Il Dottor Gary, personaggio emblematico della Mercy Africa

"L’ufficio del Dr. Gary Parker, meglio noto semplicemente come il “Dottor Gary”, è senza dubbio l’enclave più piccola e più inglese che mi sia mai stato dato di visitare. Questo straordinario chirurgo, imponente per la sua corporatura, la sua calma e il suo sorriso, lascia ovunque vada una scia di ammirazione ispirata dal suo straordinario impegno. Il Dr. Gary è l’unico chirurgo permanente residente sulla nave, dove vive da 30 anni con la sua famiglia occupandosi instancabilmente di complessi interventi maxillo-facciali. In riconoscimento dei circa 400 interventi eseguiti durante la missione del 2018 in Camerun, il Dr. Gary ha ricevuto a titolo eccezionale il grado di cavaliere dell’Ordine Nazionale del Valore. Oltre a questo personaggio emblematico, vi sono molti medici provenienti da ogni parte del mondo che hanno messo le loro competenze in ortopedia, oftalmologia, chirurgia plastica e cure dentistiche al servizio delle persone più bisognose, che possono così beneficiare a titolo gratuito delle più avanzate cure mediche. Molti ritornano ogni anno, come il prof. André Mermoud, oftalmologo presso Swiss Medical Network, noto sia per le sue capacità chirurgiche che per il suo impegno umanitario in Africa, dove si reca da oltre 20 anni come volontario praticando in ciascuna delle sue missioni numerosi interventi di glaucoma volti a salvare centinaia di pazienti dalla cecità. Durante la missione di 10 mesi in Camerun, il team medico e sanitario composto da circa 400 volontari umanitari avrà completato oltre 13’500 operazioni a bordo e fornito una formazione a breve termine a 1’400 medici camerunesi per il trasferimento delle competenze."

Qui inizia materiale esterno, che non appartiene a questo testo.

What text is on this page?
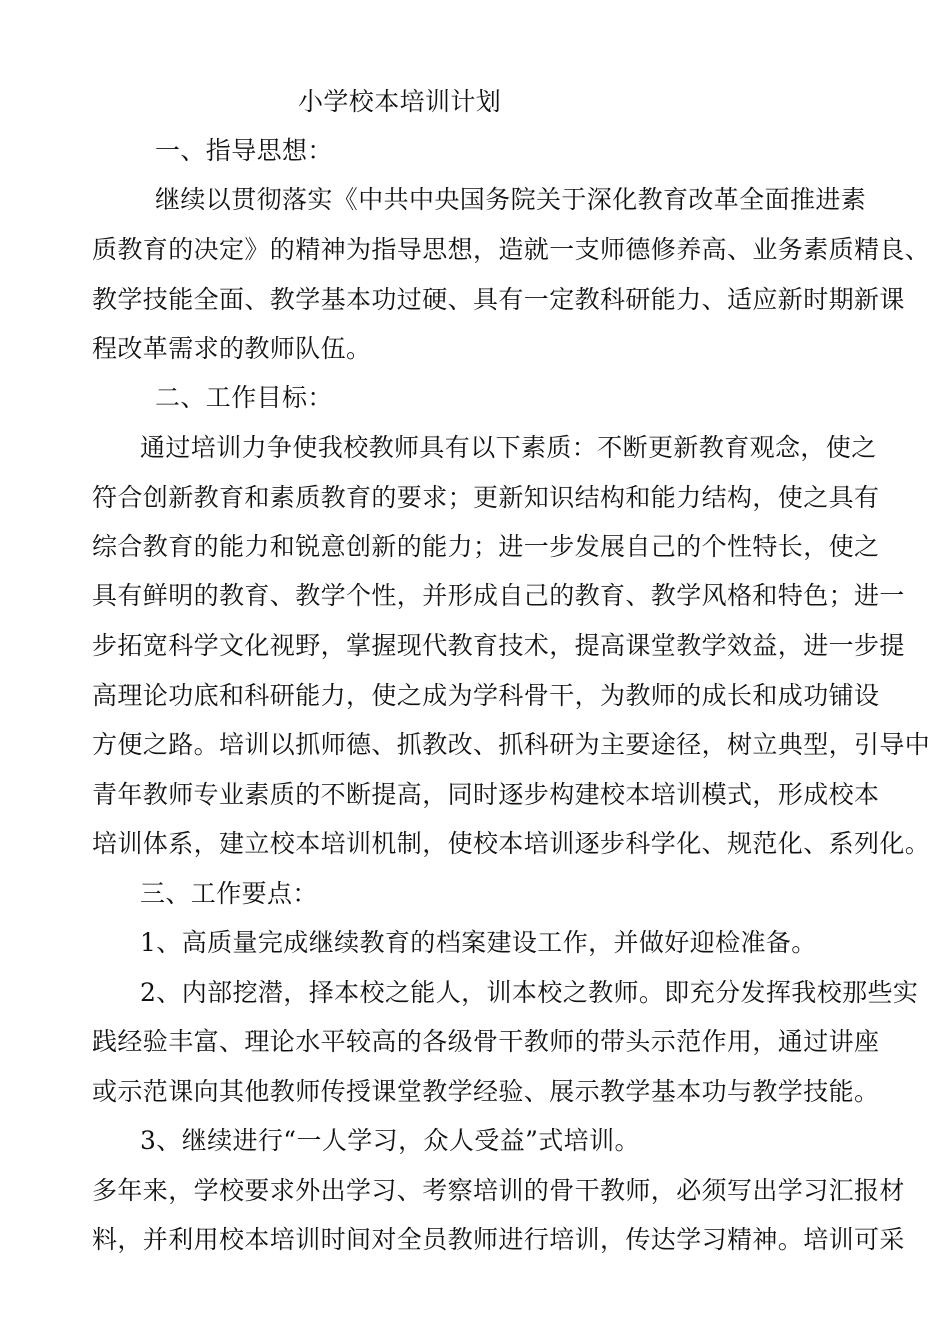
小学校本培训计划
一、指导思想：
继续以贯彻落实《中共中央国务院关于深化教育改革全面推进素
质教育的决定》的精神为指导思想，造就一支师德修养高、业务素质精良、
教学技能全面、教学基本功过硬、具有一定教科研能力、适应新时期新课
程改革需求的教师队伍。
二、工作目标：
通过培训力争使我校教师具有以下素质：不断更新教育观念，使之
符合创新教育和素质教育的要求；更新知识结构和能力结构，使之具有
综合教育的能力和锐意创新的能力；进一步发展自己的个性特长，使之
具有鲜明的教育、教学个性，并形成自己的教育、教学风格和特色；进一
步拓宽科学文化视野，掌握现代教育技术，提高课堂教学效益，进一步提
高理论功底和科研能力，使之成为学科骨干，为教师的成长和成功铺设
方便之路。培训以抓师德、抓教改、抓科研为主要途径，树立典型，引导中
青年教师专业素质的不断提高，同时逐步构建校本培训模式，形成校本
培训体系，建立校本培训机制，使校本培训逐步科学化、规范化、系列化。
三、工作要点：
1、高质量完成继续教育的档案建设工作，并做好迎检准备。
2、内部挖潜，择本校之能人，训本校之教师。即充分发挥我校那些实
践经验丰富、理论水平较高的各级骨干教师的带头示范作用，通过讲座
或示范课向其他教师传授课堂教学经验、展示教学基本功与教学技能。
3、继续进行“一人学习，众人受益”式培训。
多年来，学校要求外出学习、考察培训的骨干教师，必须写出学习汇报材
料，并利用校本培训时间对全员教师进行培训，传达学习精神。培训可采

"Al termine di questo viaggio per me straordinario, ho sentito il mio impegno rafforzarsi e ho condiviso la mia motivazione a sostenere le attività a bordo delle navi di Mercy Ships con dozzine di medici, assistenti e dipendenti di Swiss Medical Network, a loro volta intenzionati a immergersi in questa realtà unica nei mesi e negli anni a venire e che ne torneranno, senza dubbio, ricchi di questo sottile e profondo sconvolgimento che è stato anche il mio alla fine di questa straordinaria esperienza."

 

Karin Kotsoglou
Manager
Genolier Foundation
Missione realizzata in maggio 2018

 


 

"Sono rimasto impressionato dalla coerenza del progetto, in tutti i suoi aspetti. È un progetto che ha una grande efficacia a livello sia umanitario che medico, nonché un ovvio impatto sociale e culturale. L’accoglienza durante questo viaggio conoscitivo è stata perfetta! La visita dei reparti è stata sicuramente il momento più memorabile, che mi ha consentito di comprendere appieno la difficoltà del compito. Ora sta a Genolier Foundation organizzare la nostra partecipazione a questo progetto."